The Msikaba River Bridge will cross a deep, forested gorge with high sandstone cliffs flanking its sides. It will be 580m of single-span cable-stayed bridge. And because the national roads agency takes care to protect the environment wherever it builds, no work will be done in the gorge itself. Construction will start off from the two sides of the gorge and the bridge will be joined in the middle – nearly 200m above the river. Now that’s going to be a sight to behold!

Just to the north is the Msikaba River, where the other of the two planned bridges will sit more than 200m above the river and the structure will be 1 132m long. It’s going to be one of a very few large concrete balanced cantilever bridges with spans of more than 260m in the world. These bridges will join a long and distinguished line of world-class engineering structures throughout history. Most of the work in ancient and medieval times was carried out by artisans such as stonemasons and carpenters, who could rise to the role of Master Builders. The knowledge was retained in guilds and there were seldom advances in these fields. Structures and infrastructure tended to be built repetitively and scale was increased incrementally.

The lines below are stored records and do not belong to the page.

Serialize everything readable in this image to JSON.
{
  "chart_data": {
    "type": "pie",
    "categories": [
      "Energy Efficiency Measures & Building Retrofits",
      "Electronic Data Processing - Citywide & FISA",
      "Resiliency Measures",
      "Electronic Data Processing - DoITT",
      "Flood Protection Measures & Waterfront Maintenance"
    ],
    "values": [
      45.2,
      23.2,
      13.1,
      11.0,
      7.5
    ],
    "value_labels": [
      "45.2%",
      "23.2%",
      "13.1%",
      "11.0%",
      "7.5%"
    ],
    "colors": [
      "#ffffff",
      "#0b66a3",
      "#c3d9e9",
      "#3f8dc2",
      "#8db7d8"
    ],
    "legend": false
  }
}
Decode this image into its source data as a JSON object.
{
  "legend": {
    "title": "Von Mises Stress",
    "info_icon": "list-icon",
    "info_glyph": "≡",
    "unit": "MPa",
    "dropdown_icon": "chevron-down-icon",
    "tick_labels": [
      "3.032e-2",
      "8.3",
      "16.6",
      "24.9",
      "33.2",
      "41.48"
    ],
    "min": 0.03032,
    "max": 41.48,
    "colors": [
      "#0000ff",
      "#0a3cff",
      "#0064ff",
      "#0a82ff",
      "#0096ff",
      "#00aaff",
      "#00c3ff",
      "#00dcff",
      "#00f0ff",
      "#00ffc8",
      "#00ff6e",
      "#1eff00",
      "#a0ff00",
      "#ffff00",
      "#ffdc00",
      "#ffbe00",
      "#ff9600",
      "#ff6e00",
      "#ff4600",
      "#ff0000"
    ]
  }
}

But there are early examples of a scientific approach to physical and mathematical problems in the field of civil engineering. These include the work of Archimedes in 3BC. He created what is known as the Archimedes Screw, which rotates to deliver water from a lower level to a higher one. And in 7AD, an Indian mathematician named Brahmagupta used arithmetic for excavation calculations.

However, Prof Felix Okonta, who heads up Civil Engineering at the University of Johannesburg, points out that while these early engineering projects were certainly novel, they were not very cost-effective and “much more than disproportionate energy and an enormous amount of human and other resources were expended to achieve the result”. But there was a massive leap forward in the application of civil engineering principles in the 1700s, he says.

“Early efforts toward a cost-effective application of resources – today called civil engineering design – could be traced to UK-born John Smeaton and his colleagues, including the Scottish architect and stonemason Thomas

Telford, a little more than 200 years ago.” In 1818, the Institution of Civil Engineers was founded in London and in 1820, Telford became its first president. The institution received a Royal Charter in 1828, formally recognising civil engineering as a profession. The charter defined civil engineering thus:

“The art of directing the great sources of power in nature for the use and convenience of man, as the means of production and of traffic in states, both for external and internal trade; as applied in the construction of roads, bridges, aqueducts, canals, river navigation and docks for internal intercourse and exchange and in the construction of ports, harbours, moles, breakwaters and lighthouses and in the art of navigation by artificial power for the purposes of commerce, and in the construction and application of machinery, and in the drainage of cities and towns.”

So basically, everything we consider necessary for modern life.

Roman roads were a marvel of ancient engineering and spanned more than 400 000km through the Roman Empire. They were mainly constructed using layers of crushed stone, mortar, sand and paver stones. The paver stones were laid at a certain angle in order to drain off water, so that the roads wouldn’t be damaged by floods and other environmental hazards. Many Roman roads and routes have survived to the present day.

The influence of commerce on engineering decisions still holds today. It’s one of the most important aspects of planning a new SANRAL interchange, bridge or road, or indeed the upgrading of any of these. One example is the massive Mount Edgecombe Interchange on the N2. Because of the expansion of the nearby uMhlanga and La Lucia Ridge areas, the existing interchange had been operating at full capacity, which caused huge traffic delays, disrupting business and private lives. Who wants to sit in choking traffic every day?

The upgraded interchange will be both visually impressive and relieve congestion. It is a four-level interchange with two lanes on each of the major movements. It includes directional ramps that will negate the need for controlled signals, while ensuring the free flow of traffic in all directions. And a new pedestrian bridge over the N2 will connect to the new footways, enhancing pedestrian safety as well.

Not all roads have consistent traffic

flows throughout the year and, beyond economic concerns, have to be upgraded to ensure the safety and comfort of motorists. This was the driving force behind the (now completed) upgrade of the interchange near the Zion Christian Church in Moria, Limpopo. Easter pilgrimages to Moria are going to be so much easier. Not just for the hundreds of thousands of congregants who flock there every year, but also regular road users who can now avoid the traffic build-up and partial blockages on the R71 caused by the annual pilgrimage.

The new interchange has solved this periodic problem, just as good civil engineering has improved the lives of humans throughout history.